Questions to Consider

  1. How does this Tradition apply to my SA group?

  2. How does Tradition Two promote tolerance? Patience? Unity?

  3. Am I willing to listen to others’ opinions with an open mind?

  4. Do I try to convince others that I am right?

  5. Am I able to support a group conscience with which I disagree?

  6. Do I refuse to participate in decisions and then blame others?

  7. How does this Tradition protect our group from my best intentions?

  8. How can I help to find the voice of the group?

  9. Am I a servant or do I tend to govern?

  10. Can I be trusted absolutely in my service work? Even with things no one else knows about?

  11. How does this Tradition and these questions apply to the other groups I am a part of, such as my family?

One Method for Reaching Informed Group Conscience

There are two general methods for a group to arrive at a decision. One is adversarial and the other is co-operative. With the adversarial method, opinionated individuals push their ideas, argue, and vote––the majority carrying the decision. This can leave behind a disgruntled minority that feels that the decision has unfairly lost sight of their truth. Using the co-operative method, we gather together in the spirit of harmony and mutual trust to share ideas and come to a group decision. 

In order to reach this cooperative group conscience, some groups use the following:

The members are disciplined to the thought of a cooperative group decision rather than someone's personal triumph. The group comes together in a receptive mood willing to find agreement. We avoid an argumentative spirit. We do not interested in a snap judgment, but instead want a solution that is best for all.

After an issue is presented, there is a period of silence for the group to become receptive. Then the chairperson goes around the room once or twice and asks each individual his or her views. The chairperson shares after the other members. No one speaks a second time until all have spoken. 

The meeting is not thrown open for general discussion because that would allow the more vocal members to set the tone of the debate. The cooperative method gives the least vocal members equal opportunity and equal responsibility. Formal motions are discouraged until there is a clear sense of the general feeling. With sensitive issues, it is more important to move slowly.

If there appears to be practical unanimity, there is a period of silence to see if a vote should be taken. If there is not sufficient unanimity, the vote is postponed until the next meeting. Members have time to reflect, meditate, pray and to become receptive. If a matter is urgent and we are unable to obtain substantial unanimity, we may settle for a majority. Otherwise, we take the time we need to hear the voice of the group.
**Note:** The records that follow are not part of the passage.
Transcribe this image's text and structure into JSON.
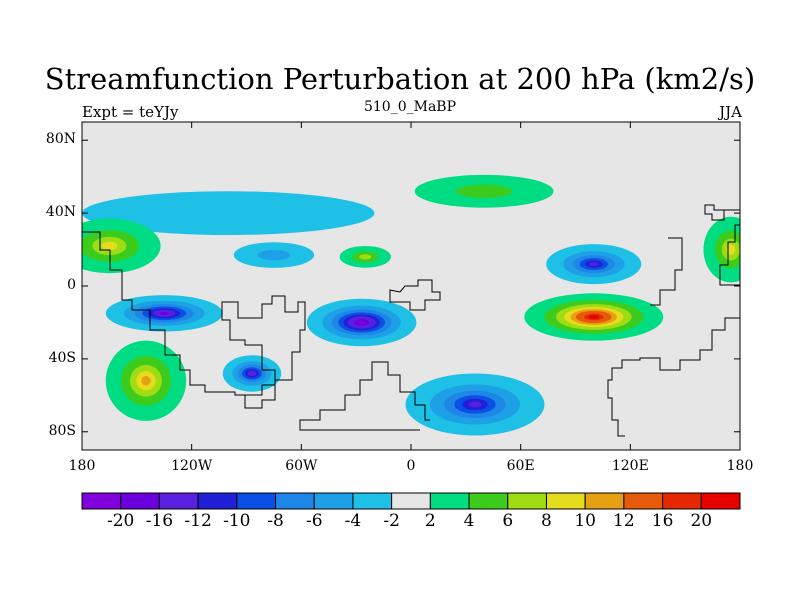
{
  "title": "Streamfunction Perturbation at 200 hPa (km2/s)",
  "left_label": "Expt = teYJy",
  "center_label": "510_0_MaBP",
  "right_label": "JJA",
  "map": {
    "background_color": "#e6e6e6",
    "x_ticks": [
      "180",
      "120W",
      "60W",
      "0",
      "60E",
      "120E",
      "180"
    ],
    "x_tick_lons": [
      -180,
      -120,
      -60,
      0,
      60,
      120,
      180
    ],
    "y_ticks": [
      "80N",
      "40N",
      "0",
      "40S",
      "80S"
    ],
    "y_tick_lats": [
      80,
      40,
      0,
      -40,
      -80
    ],
    "lon_range": [
      -180,
      180
    ],
    "lat_range": [
      -90,
      90
    ]
  },
  "colorbar": {
    "colors": [
      "#8200dc",
      "#6a00dc",
      "#5a20e0",
      "#2020d8",
      "#0a50e6",
      "#1e86e6",
      "#1ea0e6",
      "#1ec0e6",
      "#e6e6e6",
      "#00dc82",
      "#3ccc1e",
      "#a0dc14",
      "#e6dc1e",
      "#e6a014",
      "#e65a0a",
      "#e62800",
      "#e60000"
    ],
    "labels": [
      "-20",
      "-16",
      "-12",
      "-10",
      "-8",
      "-6",
      "-4",
      "-2",
      "2",
      "4",
      "6",
      "8",
      "10",
      "12",
      "16",
      "20"
    ]
  },
  "features": [
    {
      "name": "neg-se-pacific",
      "lon": -135,
      "lat": -15,
      "rx": 32,
      "ry": 10,
      "peak": -16
    },
    {
      "name": "neg-south-atlantic",
      "lon": -27,
      "lat": -20,
      "rx": 30,
      "ry": 13,
      "peak": -20
    },
    {
      "name": "neg-south-america",
      "lon": -87,
      "lat": -48,
      "rx": 16,
      "ry": 10,
      "peak": -14
    },
    {
      "name": "neg-southern-ocean",
      "lon": 35,
      "lat": -65,
      "rx": 38,
      "ry": 17,
      "peak": -12
    },
    {
      "name": "neg-south-asia",
      "lon": 100,
      "lat": 12,
      "rx": 26,
      "ry": 11,
      "peak": -12
    },
    {
      "name": "neg-east-pacific-north",
      "lon": -75,
      "lat": 17,
      "rx": 22,
      "ry": 7,
      "peak": -4
    },
    {
      "name": "neg-north-hemisphere-band",
      "lon": -100,
      "lat": 40,
      "rx": 80,
      "ry": 12,
      "peak": -2
    },
    {
      "name": "pos-indian-ocean",
      "lon": 100,
      "lat": -17,
      "rx": 38,
      "ry": 13,
      "peak": 20
    },
    {
      "name": "pos-southwest-pacific",
      "lon": -145,
      "lat": -52,
      "rx": 22,
      "ry": 22,
      "peak": 10
    },
    {
      "name": "pos-northwest-pacific",
      "lon": -165,
      "lat": 22,
      "rx": 28,
      "ry": 15,
      "peak": 8
    },
    {
      "name": "pos-north-atlantic",
      "lon": -25,
      "lat": 16,
      "rx": 14,
      "ry": 6,
      "peak": 6
    },
    {
      "name": "pos-east-edge",
      "lon": 175,
      "lat": 20,
      "rx": 15,
      "ry": 18,
      "peak": 8
    },
    {
      "name": "pos-north-africa",
      "lon": 40,
      "lat": 52,
      "rx": 38,
      "ry": 9,
      "peak": 4
    }
  ]
}
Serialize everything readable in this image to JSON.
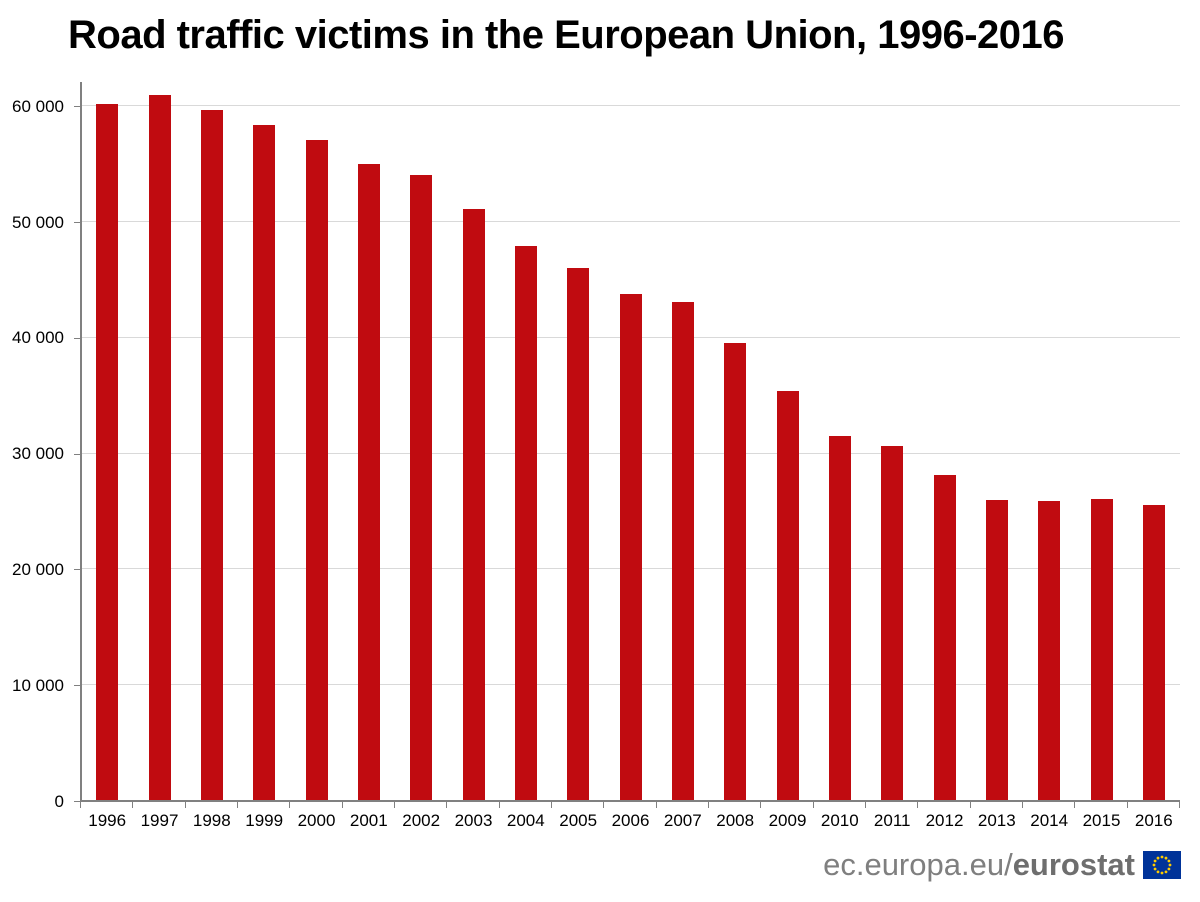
{
  "header": {
    "title": "Road traffic victims in the European Union, 1996-2016"
  },
  "footer": {
    "site_prefix": "ec.europa.eu/",
    "brand": "eurostat",
    "flag_icon": "eu-flag-icon",
    "flag_colors": {
      "field": "#003399",
      "stars": "#ffcc00"
    }
  },
  "colors": {
    "bar": "#c00b10",
    "gridline": "#d9d9d9",
    "axis": "#808080",
    "title_text": "#000000",
    "tick_label_text": "#000000",
    "footer_text": "#7f7f7f",
    "background": "#ffffff"
  },
  "chart_data": {
    "type": "bar",
    "title": "Road traffic victims in the European Union, 1996-2016",
    "series_name": "Road traffic victims",
    "categories": [
      1996,
      1997,
      1998,
      1999,
      2000,
      2001,
      2002,
      2003,
      2004,
      2005,
      2006,
      2007,
      2008,
      2009,
      2010,
      2011,
      2012,
      2013,
      2014,
      2015,
      2016
    ],
    "values": [
      60200,
      61000,
      59700,
      58400,
      57100,
      55000,
      54100,
      51100,
      47900,
      46000,
      43800,
      43100,
      39600,
      35400,
      31500,
      30700,
      28200,
      26000,
      25900,
      26100,
      25600
    ],
    "xlabel": "",
    "ylabel": "",
    "ylim": [
      0,
      62100
    ],
    "yticks": [
      0,
      10000,
      20000,
      30000,
      40000,
      50000,
      60000
    ],
    "ytick_labels": [
      "0",
      "10 000",
      "20 000",
      "30 000",
      "40 000",
      "50 000",
      "60 000"
    ],
    "grid": true,
    "legend": false,
    "legend_position": "none"
  }
}
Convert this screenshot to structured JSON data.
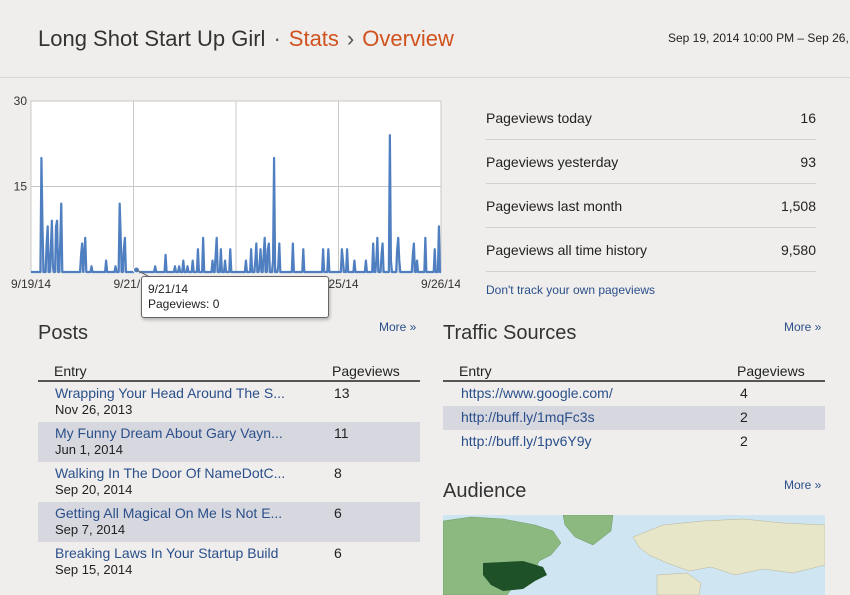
{
  "header": {
    "blog_title": "Long Shot Start Up Girl",
    "separator": "·",
    "crumb_stats": "Stats",
    "crumb_arrow": "›",
    "crumb_overview": "Overview",
    "date_range": "Sep 19, 2014 10:00 PM – Sep 26,"
  },
  "chart_data": {
    "type": "area",
    "ylim": [
      0,
      30
    ],
    "yticks": [
      "30",
      "15"
    ],
    "xticks": [
      "9/19/14",
      "9/21/14",
      "9/23/14",
      "9/25/14",
      "9/26/14"
    ],
    "series": [
      {
        "values": [
          0,
          0,
          0,
          0,
          0,
          0,
          0,
          0,
          0,
          0,
          20,
          8,
          0,
          0,
          0,
          5,
          8,
          0,
          0,
          4,
          9,
          1,
          0,
          0,
          8,
          9,
          0,
          0,
          5,
          12,
          0,
          0,
          0,
          0,
          0,
          0,
          0,
          0,
          0,
          0,
          0,
          0,
          0,
          0,
          0,
          0,
          0,
          0,
          3,
          5,
          0,
          3,
          6,
          0,
          0,
          0,
          0,
          0,
          1,
          0,
          0,
          0,
          0,
          0,
          0,
          0,
          0,
          0,
          0,
          0,
          0,
          0,
          2,
          0,
          0,
          0,
          0,
          0,
          0,
          0,
          0,
          1,
          0,
          0,
          0,
          12,
          6,
          0,
          0,
          4,
          6,
          0,
          0,
          0,
          0,
          0,
          0,
          0,
          0,
          0,
          0,
          0,
          0,
          0,
          0,
          0,
          0,
          0,
          0,
          0,
          0,
          0,
          0,
          0,
          0,
          0,
          0,
          0,
          0,
          1,
          0,
          0,
          0,
          0,
          0,
          0,
          0,
          0,
          0,
          3,
          0,
          0,
          0,
          0,
          0,
          0,
          0,
          0,
          1,
          0,
          0,
          0,
          1,
          0,
          0,
          0,
          2,
          0,
          0,
          0,
          1,
          0,
          0,
          0,
          0,
          2,
          0,
          0,
          0,
          0,
          4,
          0,
          0,
          0,
          0,
          6,
          0,
          0,
          0,
          0,
          0,
          0,
          0,
          0,
          2,
          0,
          0,
          3,
          6,
          0,
          0,
          0,
          4,
          0,
          0,
          0,
          2,
          0,
          0,
          0,
          0,
          4,
          0,
          0,
          0,
          0,
          0,
          0,
          0,
          0,
          0,
          0,
          0,
          0,
          0,
          0,
          2,
          0,
          0,
          0,
          0,
          4,
          0,
          0,
          0,
          2,
          5,
          0,
          0,
          1,
          4,
          0,
          0,
          3,
          6,
          0,
          0,
          4,
          5,
          0,
          0,
          0,
          2,
          20,
          0,
          0,
          0,
          1,
          5,
          0,
          0,
          0,
          0,
          0,
          0,
          0,
          0,
          0,
          0,
          0,
          0,
          5,
          0,
          0,
          0,
          0,
          0,
          0,
          0,
          0,
          0,
          4,
          0,
          0,
          0,
          0,
          0,
          0,
          0,
          0,
          0,
          0,
          0,
          0,
          0,
          0,
          0,
          0,
          0,
          0,
          4,
          0,
          0,
          0,
          0,
          4,
          0,
          0,
          0,
          0,
          0,
          0,
          0,
          0,
          0,
          0,
          0,
          0,
          4,
          2,
          0,
          0,
          0,
          4,
          0,
          0,
          0,
          0,
          0,
          0,
          2,
          0,
          0,
          0,
          0,
          0,
          0,
          0,
          0,
          0,
          0,
          2,
          0,
          0,
          0,
          0,
          0,
          0,
          5,
          0,
          0,
          2,
          6,
          0,
          0,
          0,
          3,
          5,
          0,
          0,
          0,
          0,
          0,
          0,
          24,
          2,
          0,
          0,
          0,
          0,
          0,
          4,
          6,
          2,
          0,
          0,
          0,
          0,
          0,
          0,
          0,
          0,
          0,
          0,
          0,
          0,
          3,
          5,
          0,
          0,
          2,
          0,
          0,
          0,
          0,
          0,
          0,
          0,
          6,
          0,
          0,
          0,
          0,
          0,
          0,
          0,
          0,
          4,
          0,
          0,
          0,
          8,
          0,
          0
        ]
      }
    ]
  },
  "tooltip": {
    "date": "9/21/14",
    "text": "Pageviews: 0"
  },
  "stats": {
    "rows": [
      {
        "label": "Pageviews today",
        "value": "16"
      },
      {
        "label": "Pageviews yesterday",
        "value": "93"
      },
      {
        "label": "Pageviews last month",
        "value": "1,508"
      },
      {
        "label": "Pageviews all time history",
        "value": "9,580"
      }
    ],
    "dont_track": "Don't track your own pageviews"
  },
  "posts": {
    "title": "Posts",
    "more": "More »",
    "col_entry": "Entry",
    "col_pageviews": "Pageviews",
    "rows": [
      {
        "entry": "Wrapping Your Head Around The S...",
        "date": "Nov 26, 2013",
        "pageviews": "13"
      },
      {
        "entry": "My Funny Dream About Gary Vayn...",
        "date": "Jun 1, 2014",
        "pageviews": "11"
      },
      {
        "entry": "Walking In The Door Of NameDotC...",
        "date": "Sep 20, 2014",
        "pageviews": "8"
      },
      {
        "entry": "Getting All Magical On Me Is Not E...",
        "date": "Sep 7, 2014",
        "pageviews": "6"
      },
      {
        "entry": "Breaking Laws In Your Startup Build",
        "date": "Sep 15, 2014",
        "pageviews": "6"
      }
    ]
  },
  "traffic": {
    "title": "Traffic Sources",
    "more": "More »",
    "col_entry": "Entry",
    "col_pageviews": "Pageviews",
    "rows": [
      {
        "entry": "https://www.google.com/",
        "pageviews": "4"
      },
      {
        "entry": "http://buff.ly/1mqFc3s",
        "pageviews": "2"
      },
      {
        "entry": "http://buff.ly/1pv6Y9y",
        "pageviews": "2"
      }
    ]
  },
  "audience": {
    "title": "Audience",
    "more": "More »"
  },
  "colors": {
    "accent": "#d0521e",
    "link": "#2a4f8a",
    "line": "#4f7fc0",
    "area": "#a8bde0"
  }
}
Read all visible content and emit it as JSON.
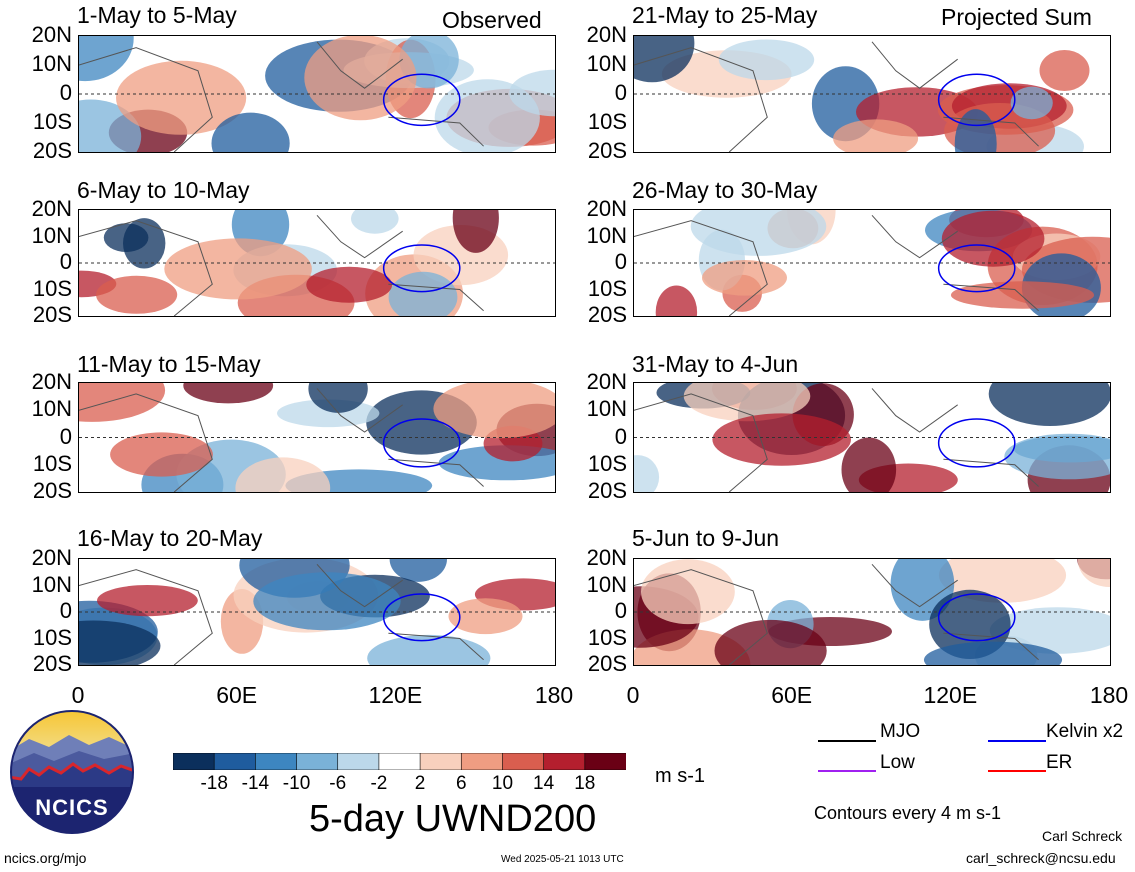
{
  "figure": {
    "title": "5-day UWND200",
    "units": "m s-1",
    "contour_note": "Contours every 4 m s-1",
    "author": "Carl Schreck",
    "email": "carl_schreck@ncsu.edu",
    "url": "ncics.org/mjo",
    "timestamp": "Wed 2025-05-21 1013 UTC",
    "logo_text": "NCICS",
    "observed_tag": "Observed",
    "projected_tag": "Projected Sum"
  },
  "chart_data": {
    "type": "heatmap",
    "variable": "5-day UWND200",
    "units": "m s-1",
    "x_ticks": [
      "0",
      "60E",
      "120E",
      "180"
    ],
    "y_ticks": [
      "20N",
      "10N",
      "0",
      "10S",
      "20S"
    ],
    "xlim": [
      0,
      180
    ],
    "ylim": [
      -20,
      20
    ],
    "color_levels": [
      "-18",
      "-14",
      "-10",
      "-6",
      "-2",
      "2",
      "6",
      "10",
      "14",
      "18"
    ],
    "color_scale": [
      "#0b2f5c",
      "#1f5c9e",
      "#3d86c0",
      "#7ab2d8",
      "#bcd8ea",
      "#ffffff",
      "#f8d0bd",
      "#ef9d82",
      "#d95e4f",
      "#b41f2e",
      "#6a0015"
    ],
    "panels_observed": [
      {
        "title": "1-May to 5-May"
      },
      {
        "title": "6-May to 10-May"
      },
      {
        "title": "11-May to 15-May"
      },
      {
        "title": "16-May to 20-May"
      }
    ],
    "panels_projected": [
      {
        "title": "21-May to 25-May"
      },
      {
        "title": "26-May to 30-May"
      },
      {
        "title": "31-May to 4-Jun"
      },
      {
        "title": "5-Jun to 9-Jun"
      }
    ],
    "legend": [
      {
        "label": "MJO",
        "color": "#000000"
      },
      {
        "label": "Kelvin x2",
        "color": "#0000ee"
      },
      {
        "label": "Low",
        "color": "#a020f0"
      },
      {
        "label": "ER",
        "color": "#ff0000"
      }
    ]
  }
}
After any preliminary vote where there is substantial unanimity, those in the minority are given another opportunity to share their ideas. Following that, another vote is taken.

The group is to be wary of dominant opinions. We make sure the minority voice is heard. It may be decidedly persuasive, it may subtly influence the outcome, or it may not change the majority view at all. In any case it is important that it be heard. We must be careful, however, not to permit disagreement by the minority to delay a decision indefinitely. 

Using the co-operative method we accomplish more than with the adversarial method. The co-operative method is the way we try to live, in accordance with our Traditions.